I say that we need some benzos or opiates or barbiturates, something to come the fuck down.
He’s expelling bile with the force of a capped volcano.
And I say that these things happen, audio and visual hallucinations, that the shit from the Albino was always strongest, and we’ve been at it hard, and we’re probably dehydrated, and starving, yeah, starving. The footsteps seem to be getting closer, and I’m staring at the chrome door handle, and I’m telling Type that we just need to think about something else, anything else, something happy. Okay, Type, think about something happy, peaceful, and shit. And it’s more vomit from him and I’m shaking and the door handle starts to jiggle and I’m like, Happy thoughts, man. Then for some reason I remember one of KK and my first dates two years before, how we’d gone to see
Spider-Man 2
, how we’d waited for the
16 bus, neither of us having cars because we’d fucked up our lives smoking shit, but we were getting better, together, living in sober houses and going to meetings, and how she was the first girl I’d ever thought of in terms other than a means to an orgasm, how we’d just sat there, throwing rocks from the faux garden in front of KFC at a metal trash can, how that was the only thing I wanted to be doing at that very moment.
The little girl starts pounding on the door. I know it won’t take long. The door’s not actual wood, this being a prefabricated suburban house and all. The next tiny fist splinters the frame. I wish we were the kind of drug addicts from movies, the kind with guns. I keep telling myself I’m spun. Her one hand becomes two. And it’s me and KK sitting along Ford Parkway, waiting for the 16, debating the merits of
Spider-Man
vs.
Spider-Man 2
, our pinkies touching, grazing.
The middle of the door cracks open and I’m screaming at this hallucination, screaming because I’m going to be dead at twenty-five, dead without having accomplished one fucking thing in my life, having burnt every fucking bridge worth having, my primary relationship now being with a junkie called Typewriter, and I think how everyone who’d ever said they loved me had told me this would be my fate—drugs would eventually kill me.

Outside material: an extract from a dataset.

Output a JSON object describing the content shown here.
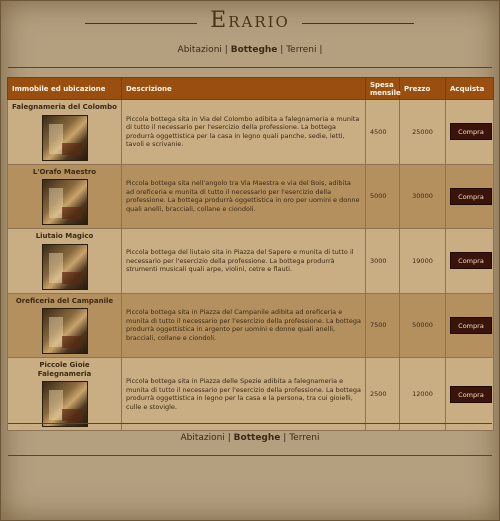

The door’s off its hinges and this little girl is smiling at us with blood and flesh and dog fur. All I can do is close my eyes and listen to her labored breathing and giggles, her cute fucking giggles. Then I hear the bedsprings to my right. I look over. Typewriter jumps off the bed with something raised above his head and by the time I realize it’s his actual fucking
typewriter, by the time I scream
no
, it’s too late. He’s brought it down onto the little girl’s head. She falls limp on the floor. I’m covered in bits of skull.
Typewriter looks at me. He says, I did it.
No, fuck, no, Jesus.
I did it, he says again.
Fuck me, Jesus, what the fuck?
Typewriter spits, then rubs his tongue like he’s trying to snag a pubic hair.
I’m picturing the headlines—
JUNKIES BRUTALLY MURDER PRETEEN IN DRUG-INDUCED PARANOIA
. I’m picturing the press and TruTV and
True Crime
reenactments and then an MSNBC
Lockup
special edition and then prison and getting my young ass blown the fuck apart and this is the last image because this will be my life.
I did it, he says again.
I look at the little girl. She’s wearing black shoes with tiny silver clasps. Her socks have printed umbrellas and raindrops on them.